Chromosome instability (CIN) is a hallmark of tumor cells caused by changes in the dynamics and control of microtubules that compromise the mitotic spindle. In sensitive CIN+ cells, KIF18A depletion results in profound chromosome alignment defects, multipolar spindles, chromosome fragmentation, leading to extended spindle checkpoint activation and increased cell death.
Insilico Medicine KIF18A Inhibitor Summary – IND-Enabling
Novel macrocyclic structure generated by Insilico Medicine's AI small molecule generation platform Chemistry 42
Potent in vitro and in vivo anti-cancer activities in CIN cancer models
Excellent in vitro ADMET profiles & favorable oralexposureacross preclinical species
Overall good tolerability up to high doses in rodent and non-rodent models
CIN cancers: high-grade serous ovarian cancer (HGSOC), non-small cell lung cancer (NSCLC), triple negative breast cancer (TNBC), colorectal cancer (CRC), etc.

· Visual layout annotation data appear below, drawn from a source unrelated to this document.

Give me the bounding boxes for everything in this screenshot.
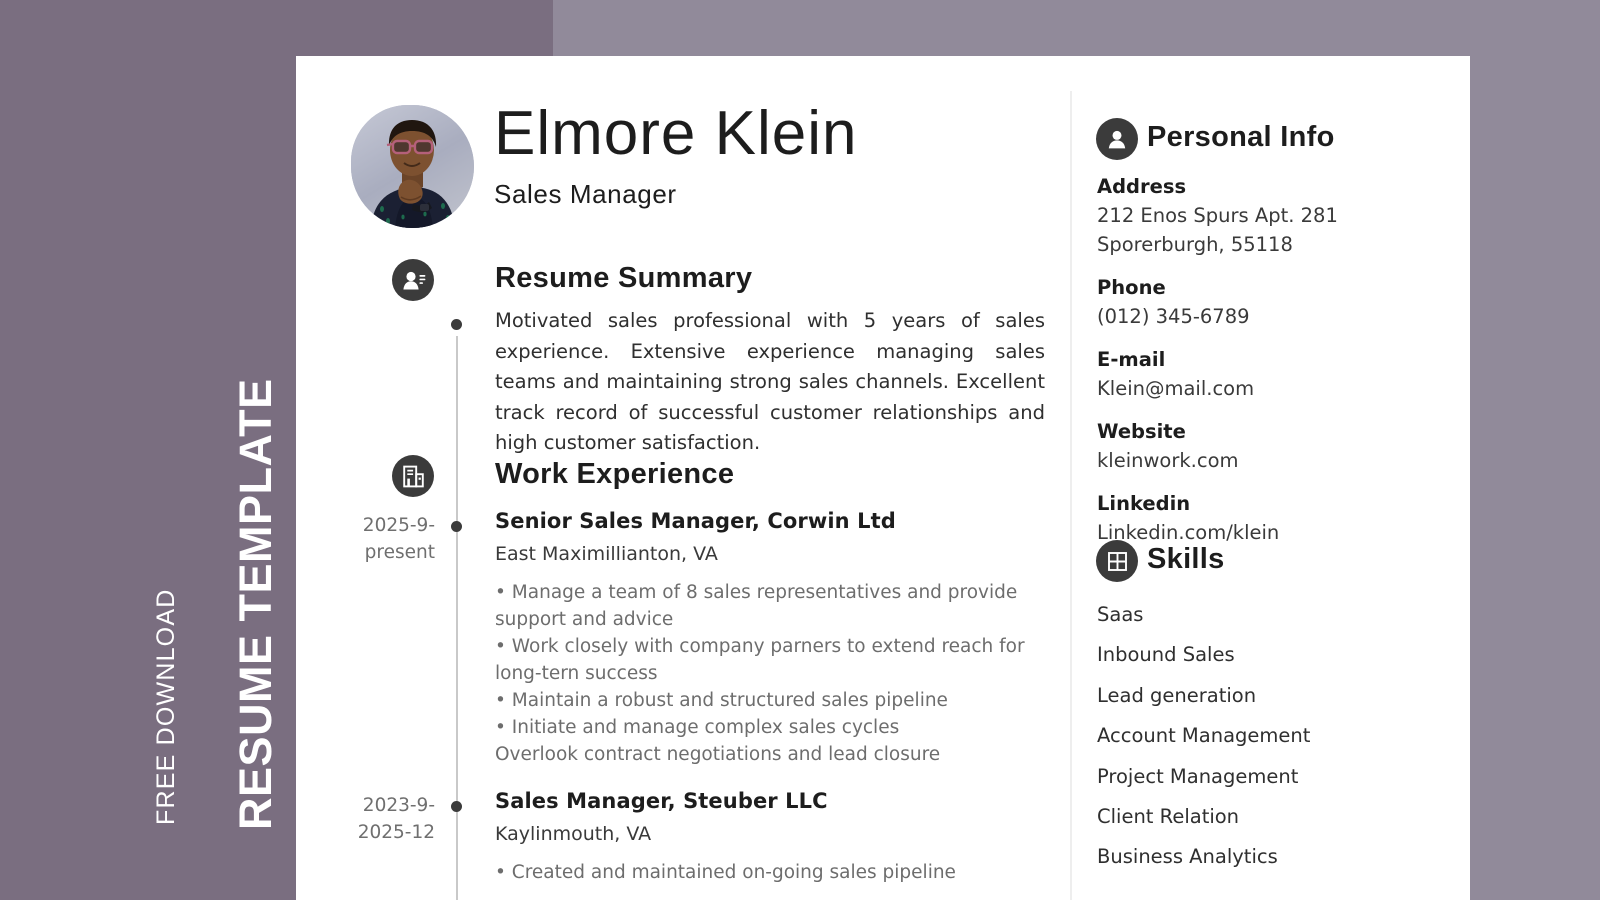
column-divider [1070, 91, 1072, 900]
job-bullet-list: • Created and maintained on-going sales … [495, 859, 1055, 886]
resume-main-column: Elmore Klein Sales Manager Resume Summar… [296, 56, 1070, 900]
section-title: Skills [1147, 543, 1225, 575]
contact-field: Phone (012) 345-6789 [1097, 274, 1437, 331]
job-location: East Maximillianton, VA [495, 543, 718, 565]
list-item: Business Analytics [1097, 845, 1278, 869]
job-bullet-list: • Manage a team of 8 sales representativ… [495, 579, 1055, 768]
job-role-subtitle: Sales Manager [494, 179, 677, 210]
job-title: Senior Sales Manager, Corwin Ltd [495, 509, 896, 533]
page-title: Elmore Klein [494, 99, 858, 168]
name-block: Elmore Klein Sales Manager [494, 101, 857, 210]
contact-label: Linkedin [1097, 492, 1191, 515]
job-bullet: • Manage a team of 8 sales representativ… [495, 582, 1018, 630]
resume-header: Elmore Klein Sales Manager [351, 101, 1051, 230]
list-item: Project Management [1097, 764, 1299, 788]
contact-value: (012) 345-6789 [1097, 305, 1250, 328]
timeline-dot [451, 319, 462, 330]
timeline-dot [451, 521, 462, 532]
contact-label: Website [1097, 420, 1186, 443]
list-item: Client Relation [1097, 805, 1240, 829]
job-bullet: • Initiate and manage complex sales cycl… [495, 717, 900, 738]
resume-sidebar-column: Personal Info Address 212 Enos Spurs Apt… [1096, 56, 1470, 900]
contact-field: Linkedin Linkedin.com/klein [1097, 490, 1437, 547]
avatar [351, 105, 474, 228]
list-item: Lead generation [1097, 683, 1257, 707]
contact-field: Address 212 Enos Spurs Apt. 281 Sporerbu… [1097, 173, 1437, 259]
section-title: Work Experience [495, 458, 735, 490]
job-location: Kaylinmouth, VA [495, 823, 652, 845]
person-icon [1096, 118, 1138, 160]
contact-label: Address [1097, 175, 1187, 198]
contact-value: Klein@mail.com [1097, 377, 1255, 400]
timeline-dot [451, 801, 462, 812]
contact-label: E-mail [1097, 348, 1166, 371]
contact-label: Phone [1097, 276, 1166, 299]
personal-info-list: Address 212 Enos Spurs Apt. 281 Sporerbu… [1097, 173, 1437, 562]
list-item: Inbound Sales [1097, 643, 1235, 667]
skills-list: Saas Inbound Sales Lead generation Accou… [1097, 595, 1437, 878]
timeline-rail [456, 336, 458, 900]
office-building-icon [392, 455, 434, 497]
section-title: Resume Summary [495, 262, 753, 294]
portrait-photo-icon [351, 105, 474, 228]
resume-document: Elmore Klein Sales Manager Resume Summar… [296, 56, 1470, 900]
list-item: Account Management [1097, 724, 1311, 748]
section-title: Personal Info [1147, 121, 1335, 153]
job-bullet: • Maintain a robust and structured sales… [495, 690, 948, 711]
grid-squares-icon [1096, 540, 1138, 582]
contact-field: E-mail Klein@mail.com [1097, 346, 1437, 403]
job-date-range: 2025-9-present [362, 515, 435, 563]
list-item: Saas [1097, 603, 1144, 626]
job-bullet: • Created and maintained on-going sales … [495, 862, 956, 883]
job-title: Sales Manager, Steuber LLC [495, 789, 828, 813]
contact-value: kleinwork.com [1097, 449, 1239, 472]
job-bullet: Overlook contract negotiations and lead … [495, 744, 941, 765]
job-bullet: • Work closely with company parners to e… [495, 636, 1025, 684]
resume-summary-text: Motivated sales professional with 5 year… [495, 309, 1045, 454]
person-card-icon [392, 259, 434, 301]
contact-value: 212 Enos Spurs Apt. 281 Sporerburgh, 551… [1097, 204, 1338, 256]
contact-field: Website kleinwork.com [1097, 418, 1437, 475]
job-date-range: 2023-9-2025-12 [357, 795, 435, 843]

- These types of cancers often exhibit a high frequency of chromosome instability (CIN) and TP53 mutations, making cancer cells susceptible to mitotic defects. The loss of KIF18A function results in persistent spindle assembly checkpoint (SAC) activation and prolonged mitosis due to the dysregulation of microtubule dynamics in CIN cancer cells, while having minimal impact on the normal division of euploid cells. Inhibitors targeting KIF18A aim to hinder the proliferation and survival of tumor cells. As a result, these cancers may derive therapeutic benefits from KIF18A inhibitors
- ISM9682 is a potent KIF18A inhibitor with a novel scaffold developed from Chemistry42. It demonstrates potent anti-proliferation activity in multiple CIN-cancer cell lines and excellent efficacy in CDX models, which has the potential to serve as a therapeutic approach for CIN cancers
ISM developed an AI-designed KIF18A inhibitor with a novel macrocyclic scaffold. This inhibitor exhibited potent anti-proliferation activities in cancer cell lines and CDX models with CIN features, along with excellent ADMET profiles. It demonstrated favorable in vivo PK across preclinical species and exceptional safety margin in animal toxicology studies.